Kupilih-pilih bacaan dalam majalah tersebut dan ahirnya cerpen yang dikatakan Laela kutemukan, walaupun ternyata di ahir majalah. Jika kutahu demikian aku takkan membukanya dari depan, tapi dari belakang, buang-buang waktu saja. Tapi tak apalah, yang penting cerpennya ketemu. Kubaca dengan tenang sambil duduk santai di lantai, malas jika harus di meja belajar. Enakan di lantai bisa bebas bergerak. Setelah kupahami dan kuhayati ternyata ceritanya sama dengan yang kualami. Peran utamanya mengalami nasib yang menyedihkan di samping dia juga pemalas sama sepertiku. Tapi tunggu, ending-nya begitu bagus. Aku temukan sebuah inspirasi baru. Sebuah kata mutiara yang belum pernah aku rasakan efek semangatnya sebelum ini.
“Kebaikan sang waktu terlihat di ahir. Maka jadikan ahir sebaik-baik kerjamu!”
“Kegagalan bermula dari kebodohan. Kebodohan bermula dari kemalasan. Kemalasan bermula dari penyia-nyian waktu”.
Aku terperanjat dengan kata ini. Inikah aku yang sekarang? Karena itukah aku jadi begini? Tanpa kupikir panjang kulanjutkan membaca.
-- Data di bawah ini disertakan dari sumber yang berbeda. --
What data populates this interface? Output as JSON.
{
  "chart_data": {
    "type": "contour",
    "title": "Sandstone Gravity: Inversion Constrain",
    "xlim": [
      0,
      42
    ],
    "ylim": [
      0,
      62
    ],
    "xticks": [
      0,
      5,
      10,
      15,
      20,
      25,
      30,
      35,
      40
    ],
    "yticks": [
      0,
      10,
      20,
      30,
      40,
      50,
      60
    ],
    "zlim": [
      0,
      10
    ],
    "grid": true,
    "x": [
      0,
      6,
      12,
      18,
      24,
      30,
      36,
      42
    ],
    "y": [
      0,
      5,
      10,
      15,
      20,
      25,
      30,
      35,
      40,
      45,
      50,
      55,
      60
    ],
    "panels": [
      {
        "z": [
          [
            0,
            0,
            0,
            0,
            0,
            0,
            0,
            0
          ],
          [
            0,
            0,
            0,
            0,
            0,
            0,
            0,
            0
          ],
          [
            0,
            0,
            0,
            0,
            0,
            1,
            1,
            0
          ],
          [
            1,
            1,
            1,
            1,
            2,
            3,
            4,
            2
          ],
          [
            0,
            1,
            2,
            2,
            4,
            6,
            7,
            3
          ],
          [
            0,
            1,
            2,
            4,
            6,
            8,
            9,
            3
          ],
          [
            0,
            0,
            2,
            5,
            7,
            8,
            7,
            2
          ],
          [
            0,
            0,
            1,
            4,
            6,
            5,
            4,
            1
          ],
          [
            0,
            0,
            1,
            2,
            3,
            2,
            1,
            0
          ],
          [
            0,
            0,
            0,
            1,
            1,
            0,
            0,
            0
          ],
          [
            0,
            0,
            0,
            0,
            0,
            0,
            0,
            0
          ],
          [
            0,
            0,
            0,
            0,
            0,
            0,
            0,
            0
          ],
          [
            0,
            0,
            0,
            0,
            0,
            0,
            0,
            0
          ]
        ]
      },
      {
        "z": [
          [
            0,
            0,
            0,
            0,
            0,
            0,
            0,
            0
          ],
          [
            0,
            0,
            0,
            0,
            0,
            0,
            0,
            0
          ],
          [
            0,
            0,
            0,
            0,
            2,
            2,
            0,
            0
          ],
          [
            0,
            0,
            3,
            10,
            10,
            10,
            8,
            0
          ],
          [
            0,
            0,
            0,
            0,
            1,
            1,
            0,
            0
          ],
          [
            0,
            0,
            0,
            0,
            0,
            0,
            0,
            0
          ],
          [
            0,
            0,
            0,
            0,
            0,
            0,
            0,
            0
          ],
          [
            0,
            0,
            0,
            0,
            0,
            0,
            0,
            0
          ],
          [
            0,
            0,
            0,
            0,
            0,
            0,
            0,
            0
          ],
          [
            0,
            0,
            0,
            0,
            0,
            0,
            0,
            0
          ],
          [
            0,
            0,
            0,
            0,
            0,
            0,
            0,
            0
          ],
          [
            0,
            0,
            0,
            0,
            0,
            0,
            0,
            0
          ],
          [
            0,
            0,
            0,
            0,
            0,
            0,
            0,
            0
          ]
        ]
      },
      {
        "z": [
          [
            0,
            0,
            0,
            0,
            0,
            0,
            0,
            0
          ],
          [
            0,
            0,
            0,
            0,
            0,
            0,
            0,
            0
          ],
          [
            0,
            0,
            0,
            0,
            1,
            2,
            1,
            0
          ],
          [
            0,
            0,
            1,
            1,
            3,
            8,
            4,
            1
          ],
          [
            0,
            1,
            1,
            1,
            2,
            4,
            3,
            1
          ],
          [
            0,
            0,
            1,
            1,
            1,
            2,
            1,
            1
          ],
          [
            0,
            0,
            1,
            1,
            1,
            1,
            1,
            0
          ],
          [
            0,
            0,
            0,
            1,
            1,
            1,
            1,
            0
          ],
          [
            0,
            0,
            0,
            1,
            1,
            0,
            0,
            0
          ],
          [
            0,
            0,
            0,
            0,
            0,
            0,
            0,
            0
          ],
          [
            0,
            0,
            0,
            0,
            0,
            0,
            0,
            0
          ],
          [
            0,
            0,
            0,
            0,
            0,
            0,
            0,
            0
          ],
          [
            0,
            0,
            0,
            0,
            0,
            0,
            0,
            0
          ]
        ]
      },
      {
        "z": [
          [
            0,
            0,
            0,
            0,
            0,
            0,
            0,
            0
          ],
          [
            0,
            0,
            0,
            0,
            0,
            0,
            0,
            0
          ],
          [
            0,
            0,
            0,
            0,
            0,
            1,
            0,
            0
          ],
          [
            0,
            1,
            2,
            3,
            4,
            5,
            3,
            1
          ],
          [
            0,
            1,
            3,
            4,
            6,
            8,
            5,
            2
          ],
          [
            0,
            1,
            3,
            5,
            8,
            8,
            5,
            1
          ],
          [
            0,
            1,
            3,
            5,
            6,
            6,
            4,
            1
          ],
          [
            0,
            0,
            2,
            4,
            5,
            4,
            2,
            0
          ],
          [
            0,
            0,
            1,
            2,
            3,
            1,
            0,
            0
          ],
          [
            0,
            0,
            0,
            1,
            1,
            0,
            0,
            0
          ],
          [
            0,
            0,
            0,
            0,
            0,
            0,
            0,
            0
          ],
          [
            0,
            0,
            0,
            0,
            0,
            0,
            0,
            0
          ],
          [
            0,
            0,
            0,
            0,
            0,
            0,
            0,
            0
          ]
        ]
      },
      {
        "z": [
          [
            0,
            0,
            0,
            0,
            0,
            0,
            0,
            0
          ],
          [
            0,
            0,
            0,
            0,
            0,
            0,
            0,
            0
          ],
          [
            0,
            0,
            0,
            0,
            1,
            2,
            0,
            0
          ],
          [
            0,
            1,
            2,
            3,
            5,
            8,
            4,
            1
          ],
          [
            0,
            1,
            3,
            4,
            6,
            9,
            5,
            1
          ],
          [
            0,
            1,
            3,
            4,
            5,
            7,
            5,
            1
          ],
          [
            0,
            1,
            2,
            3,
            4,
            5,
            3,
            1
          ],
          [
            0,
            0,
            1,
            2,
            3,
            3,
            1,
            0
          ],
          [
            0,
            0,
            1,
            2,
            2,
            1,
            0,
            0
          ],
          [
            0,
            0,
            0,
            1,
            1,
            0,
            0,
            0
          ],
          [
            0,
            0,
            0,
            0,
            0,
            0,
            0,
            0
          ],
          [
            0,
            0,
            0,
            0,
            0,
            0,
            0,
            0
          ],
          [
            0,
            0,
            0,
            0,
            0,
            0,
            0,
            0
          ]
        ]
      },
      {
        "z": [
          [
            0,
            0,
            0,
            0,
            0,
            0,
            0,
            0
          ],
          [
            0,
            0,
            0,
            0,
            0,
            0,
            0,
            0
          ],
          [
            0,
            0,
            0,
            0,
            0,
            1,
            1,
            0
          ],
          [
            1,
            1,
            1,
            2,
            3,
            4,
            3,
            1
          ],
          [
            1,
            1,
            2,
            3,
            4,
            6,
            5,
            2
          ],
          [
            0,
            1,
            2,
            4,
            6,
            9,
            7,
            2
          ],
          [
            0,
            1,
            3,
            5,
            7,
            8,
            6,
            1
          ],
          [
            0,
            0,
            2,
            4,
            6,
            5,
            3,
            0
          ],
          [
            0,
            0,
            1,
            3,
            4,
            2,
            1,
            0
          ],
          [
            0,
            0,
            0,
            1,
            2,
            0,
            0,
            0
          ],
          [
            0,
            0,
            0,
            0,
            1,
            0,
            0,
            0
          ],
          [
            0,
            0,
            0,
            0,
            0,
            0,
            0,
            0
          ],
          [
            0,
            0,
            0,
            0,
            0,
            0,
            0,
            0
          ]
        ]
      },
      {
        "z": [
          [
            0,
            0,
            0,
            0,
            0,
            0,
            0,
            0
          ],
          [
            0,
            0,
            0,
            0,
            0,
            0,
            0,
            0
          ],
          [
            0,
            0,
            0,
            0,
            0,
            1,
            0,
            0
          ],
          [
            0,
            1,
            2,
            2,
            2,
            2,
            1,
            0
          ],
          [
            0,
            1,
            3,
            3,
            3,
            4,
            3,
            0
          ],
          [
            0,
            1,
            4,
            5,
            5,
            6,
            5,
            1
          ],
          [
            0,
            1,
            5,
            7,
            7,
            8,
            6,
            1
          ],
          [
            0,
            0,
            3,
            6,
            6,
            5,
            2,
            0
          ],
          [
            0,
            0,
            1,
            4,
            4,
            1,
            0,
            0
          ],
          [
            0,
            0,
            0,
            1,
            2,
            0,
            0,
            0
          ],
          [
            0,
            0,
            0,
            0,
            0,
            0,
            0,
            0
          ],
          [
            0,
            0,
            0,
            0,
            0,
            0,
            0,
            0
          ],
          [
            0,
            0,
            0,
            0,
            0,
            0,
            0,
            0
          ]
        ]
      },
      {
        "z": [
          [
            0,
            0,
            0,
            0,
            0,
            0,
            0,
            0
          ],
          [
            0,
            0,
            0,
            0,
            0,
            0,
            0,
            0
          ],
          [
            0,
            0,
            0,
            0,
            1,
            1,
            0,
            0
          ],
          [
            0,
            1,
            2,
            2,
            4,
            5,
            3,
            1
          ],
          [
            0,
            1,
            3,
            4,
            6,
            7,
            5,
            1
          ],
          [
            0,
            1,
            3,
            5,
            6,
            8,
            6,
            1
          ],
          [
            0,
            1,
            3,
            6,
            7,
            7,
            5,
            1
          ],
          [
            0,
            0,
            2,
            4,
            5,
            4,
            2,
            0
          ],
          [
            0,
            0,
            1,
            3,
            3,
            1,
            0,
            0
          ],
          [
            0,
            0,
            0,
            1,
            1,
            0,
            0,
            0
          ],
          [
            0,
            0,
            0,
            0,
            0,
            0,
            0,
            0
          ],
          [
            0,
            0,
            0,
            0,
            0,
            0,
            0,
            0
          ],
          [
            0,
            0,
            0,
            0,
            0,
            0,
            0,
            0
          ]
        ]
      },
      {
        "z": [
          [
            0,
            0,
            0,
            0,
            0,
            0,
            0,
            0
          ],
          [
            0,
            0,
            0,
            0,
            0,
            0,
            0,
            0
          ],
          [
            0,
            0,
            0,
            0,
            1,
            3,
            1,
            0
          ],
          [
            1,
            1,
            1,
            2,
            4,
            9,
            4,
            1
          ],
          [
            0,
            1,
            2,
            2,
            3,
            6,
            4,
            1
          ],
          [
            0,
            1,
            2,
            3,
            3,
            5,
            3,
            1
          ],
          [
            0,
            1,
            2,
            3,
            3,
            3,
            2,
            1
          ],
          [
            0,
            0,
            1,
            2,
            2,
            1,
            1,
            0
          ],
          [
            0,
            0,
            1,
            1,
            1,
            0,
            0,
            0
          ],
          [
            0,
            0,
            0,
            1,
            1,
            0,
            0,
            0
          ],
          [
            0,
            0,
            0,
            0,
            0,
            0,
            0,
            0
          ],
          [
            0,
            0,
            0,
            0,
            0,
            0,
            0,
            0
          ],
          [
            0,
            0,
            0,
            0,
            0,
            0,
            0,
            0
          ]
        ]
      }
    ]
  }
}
Aku sudah mulai paham. Kutemukan dalam cerpen itu kata-kata hikmah lagi,
“Punggung parang pun akan tajam jika diasah terus”.
Aku merasa kalimat ini menyobek hatiku yang larut dalam kebodohan dan kemalasan. Dalam hatiku kurasa jialatan api semangat telah tampak membakar dada untuk membangun semangat baru memulai suatu perjuangan.
“Hanya pengecut yang bilang waktunya kurang”.
Kata ini lagi-lagi menyayat hatiku yang seakan-akan ingin protes sedikitnya waktu yang kumiliki untuk persiapan ujian. Tapi kurasa benar, aku tak boleh jadi pengecut. Aku tak boleh lari sebelum aku berusaha walaupun itu kecil kemungkinannya.
“Entah apa yang ada di belakang pintu, tapi bunuhlah dulu singa yang di hadapanmu!”
Wow, lagi-lagi terbelesit dalam hatiku kata-kata penyemangat yang menundukkan seribu alasanku untuk bermalas-malasan. Entah habis lulus nanti aku nikah atau kerja atau kuliah atau yang lain, aku tak peduli. Yang terpenting bagaimana aku mengahadapi apa yang ada di depanku, yaitu ujian nasional.
“Terbitlah matahariku! Jangan kau biarkan waktu merebut kemanisan perjuanganmu!!”

Aku pun berdiri dari dudukku. Kupandang langit-langit rumah. Akan kutunjukkan bahwa aku bisa.